Meeting with reporters on Friday, Bears CEO Kevin Warren acknowledged that firing Matt Eberflus after Eberflus conducted a day-after-game press conference during which he expressed confidence that he’d remain on the job wasn’t ideal.

“In retrospect could we have done it better?” Warren said, via David Haugh of 670 The Score. “Yes. But we were trying to be respectful.”

The concern was that delaying the Friday morning press conference would have ignited a brush fire of speculation, with aggressive efforts by reporters to figure out what was going on. The Bears preferred to have time to decide whether to make the change, without causing chaos.

They still could have postponed it. Or they could have expedited the decision-making process, treating the start of the press conference as the deadline for figuring out what to do.

At a deeper level, and as explained during Monday’s PFT Live, there’s a sense of optimism in the building. The optimism flows from the fact that ownership has begun to make good on its promise to change. The firing of Eberflus during the season — in lieu of deciding he’ll be fired after the season and implementing the move after weeks of uncertainty and leaks — marks a break from past behavior by the Bears. It suggests to those who are now running the show in Chicago that ownership is on board with what they’re trying to do.

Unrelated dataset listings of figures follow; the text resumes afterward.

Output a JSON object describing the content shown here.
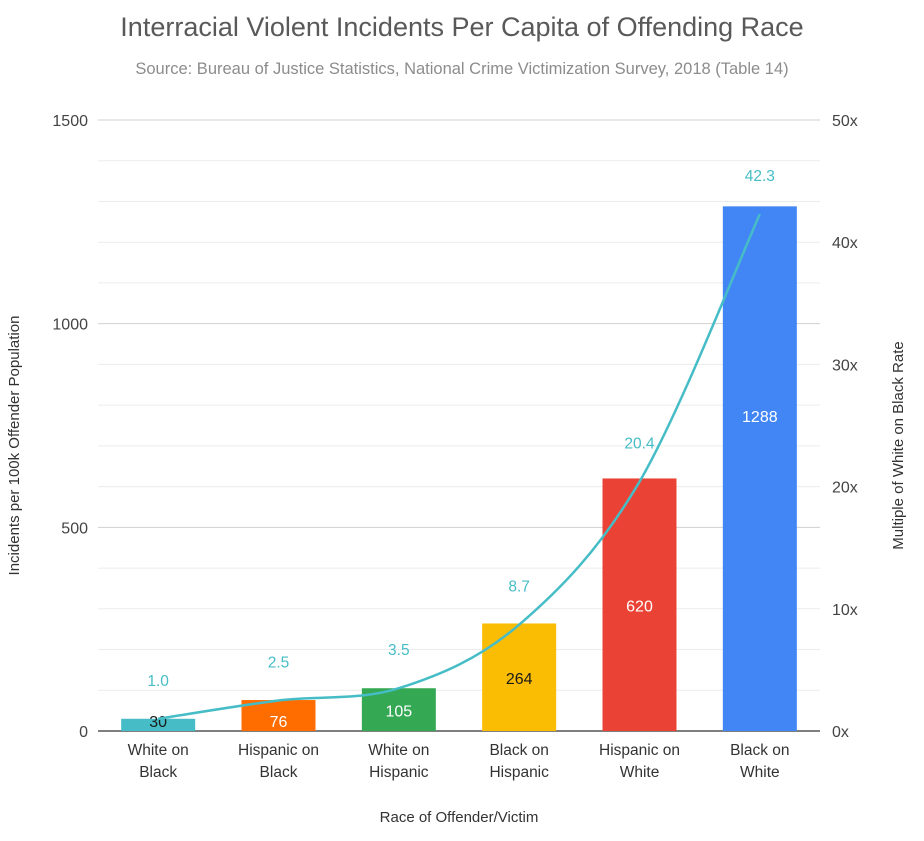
{
  "chart_data": {
    "type": "bar",
    "title": "Interracial Violent Incidents Per Capita of Offending Race",
    "subtitle": "Source: Bureau of Justice Statistics, National Crime Victimization Survey, 2018 (Table 14)",
    "xlabel": "Race of Offender/Victim",
    "ylabel": "Incidents per 100k Offender Population",
    "ylabel_right": "Multiple of White on Black Rate",
    "ylim": [
      0,
      1500
    ],
    "ylim_right": [
      0,
      50
    ],
    "yticks": [
      "0",
      "500",
      "1000",
      "1500"
    ],
    "yticks_right": [
      "0x",
      "10x",
      "20x",
      "30x",
      "40x",
      "50x"
    ],
    "categories": [
      [
        "White on",
        "Black"
      ],
      [
        "Hispanic on",
        "Black"
      ],
      [
        "White on",
        "Hispanic"
      ],
      [
        "Black on",
        "Hispanic"
      ],
      [
        "Hispanic on",
        "White"
      ],
      [
        "Black on",
        "White"
      ]
    ],
    "series": [
      {
        "name": "Incidents per 100k Offender Population",
        "axis": "left",
        "values": [
          30,
          76,
          105,
          264,
          620,
          1288
        ],
        "labels": [
          "30",
          "76",
          "105",
          "264",
          "620",
          "1288"
        ],
        "colors": [
          "#46bdc6",
          "#ff6d01",
          "#34a853",
          "#fbbc04",
          "#ea4335",
          "#4285f4"
        ]
      },
      {
        "name": "Multiple of White on Black Rate",
        "axis": "right",
        "type": "line",
        "values": [
          1.0,
          2.5,
          3.5,
          8.7,
          20.4,
          42.3
        ],
        "labels": [
          "1.0",
          "2.5",
          "3.5",
          "8.7",
          "20.4",
          "42.3"
        ],
        "color": "#46bdc6"
      }
    ]
  }
}
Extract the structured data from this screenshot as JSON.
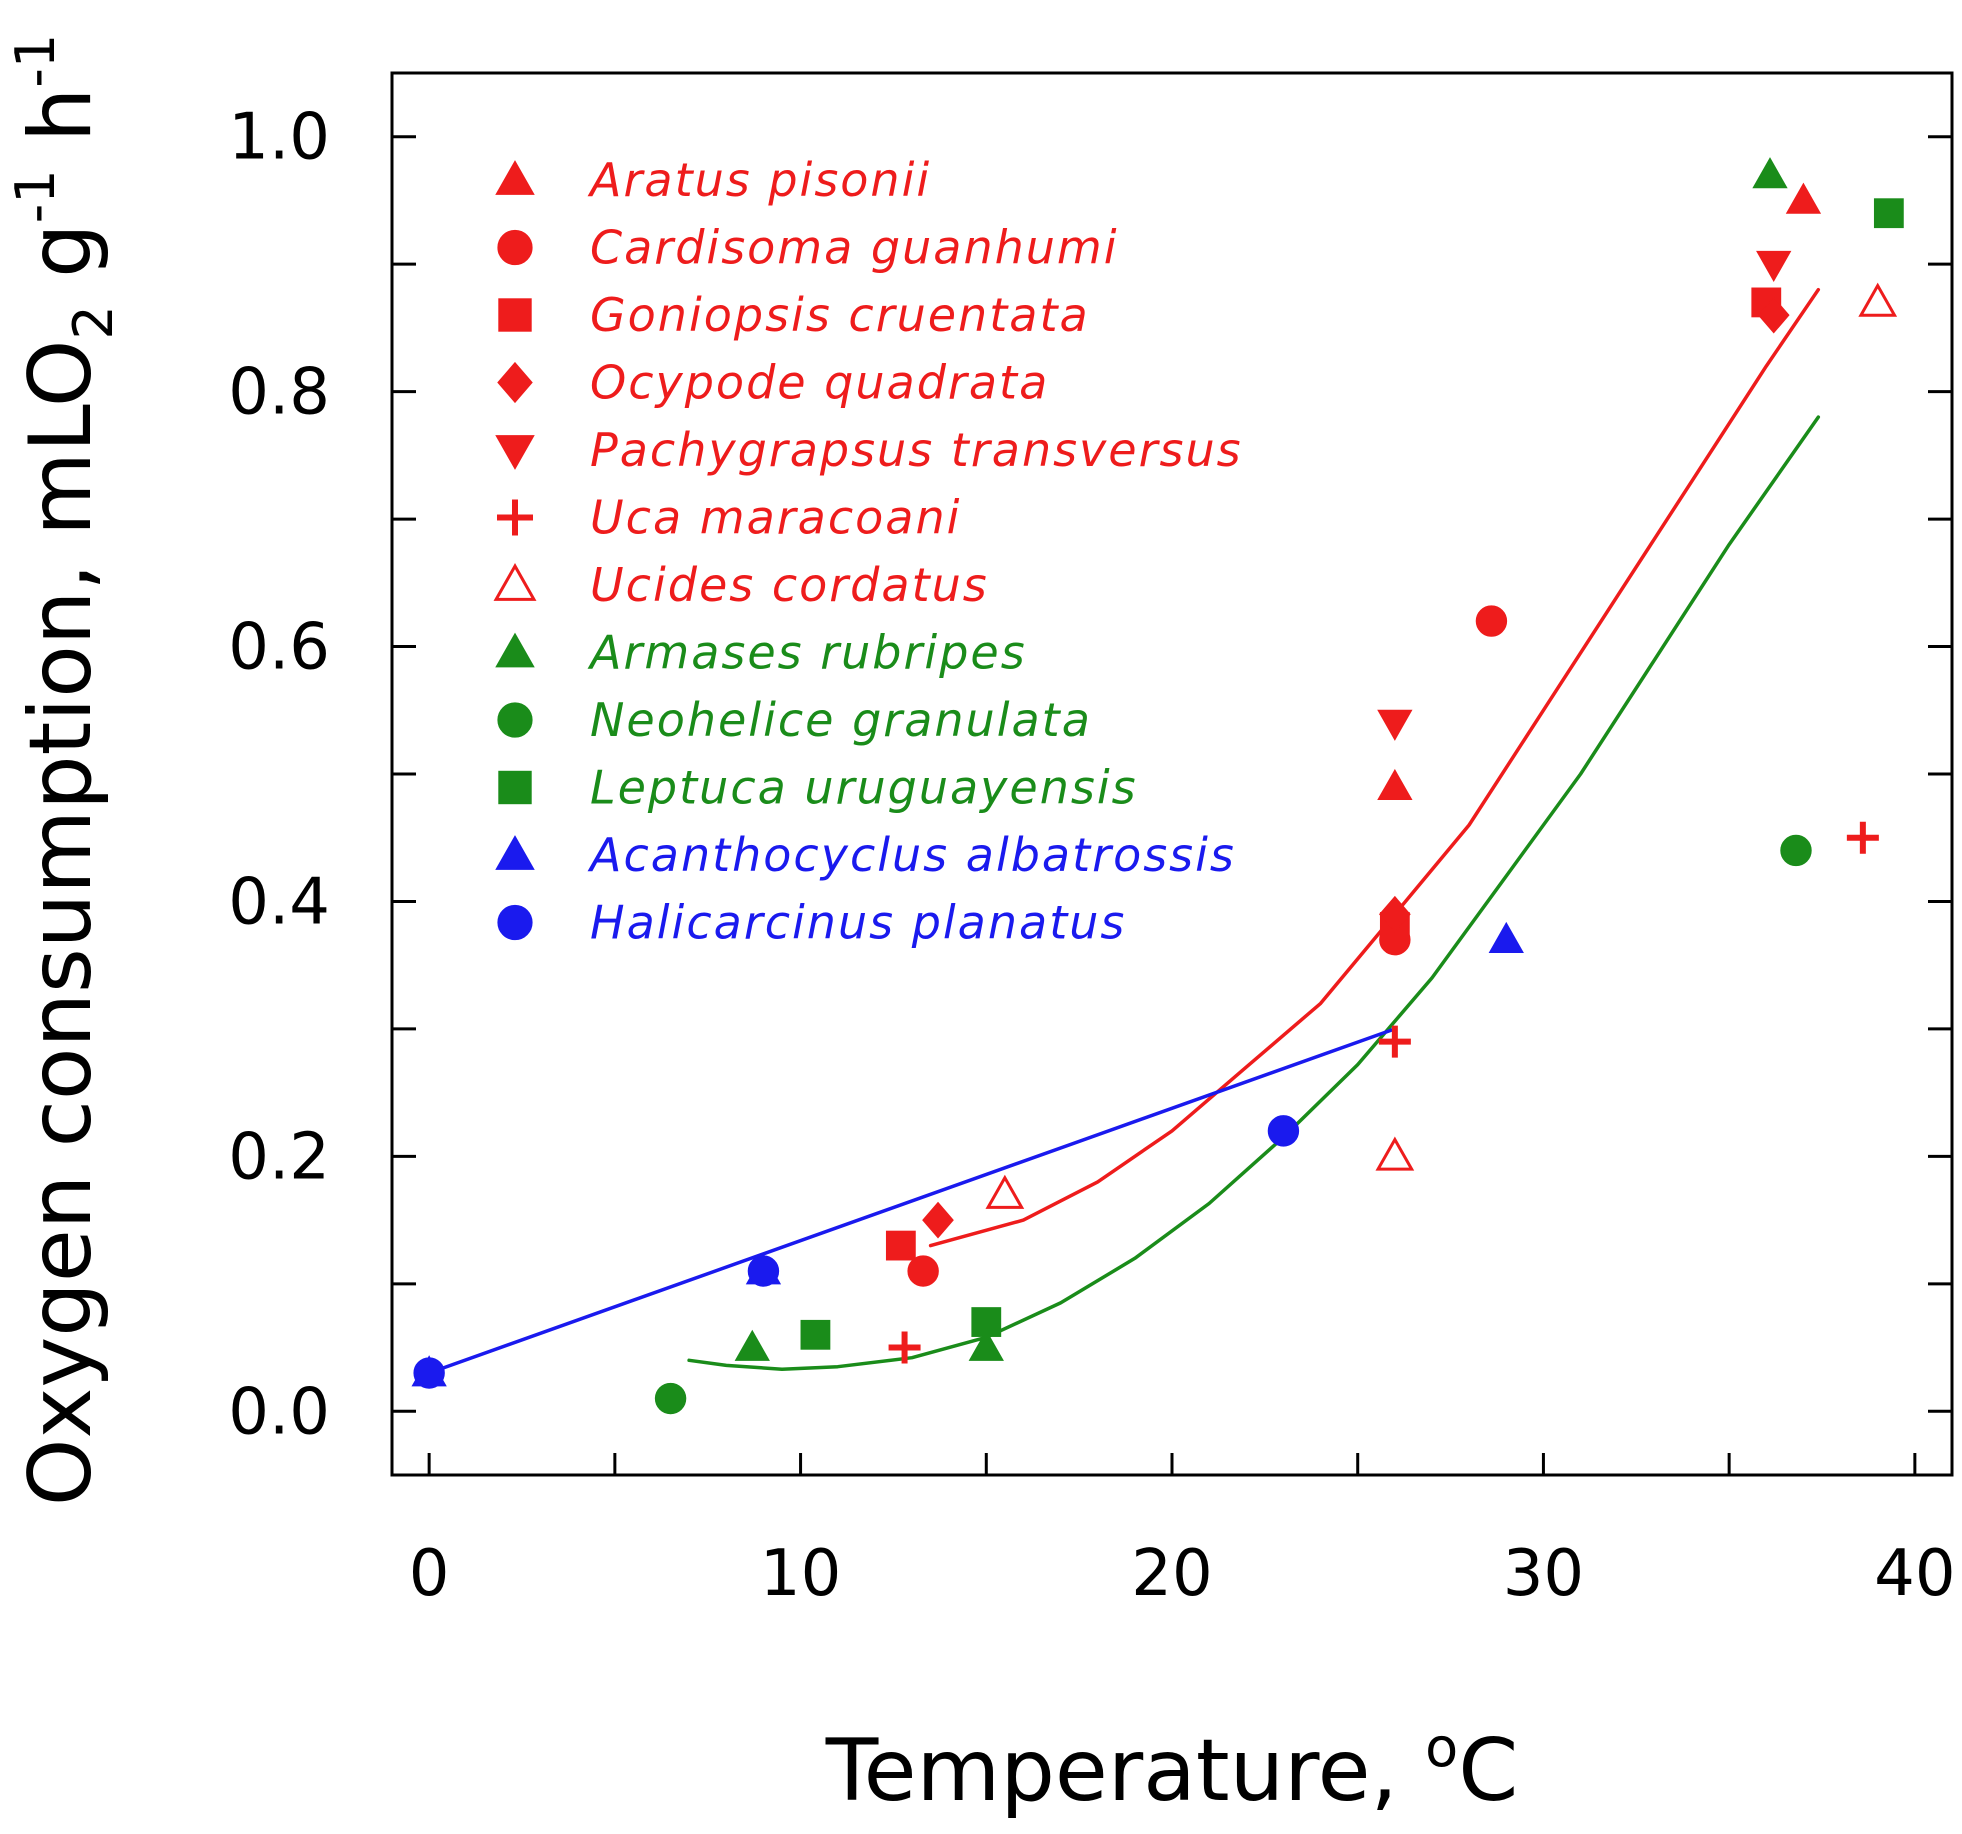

The next step will be hiring a coach with the goal of getting the most out of rookie quarterback Caleb Williams. The Bears have seen enough to believe that he is the guy. This points to the hiring of a coach with an offensive background, with the goal of joining the new coach and Williams at the hip for the next decade or longer.

While nothing, we’re told, has been ruled out at this point, that’s the way to get the most out of Williams. And it would be a surprise if the Bears hire anyone but someone who will be constantly working with Williams on the field and off in order to design and implement an offense that gets the most out of his skills.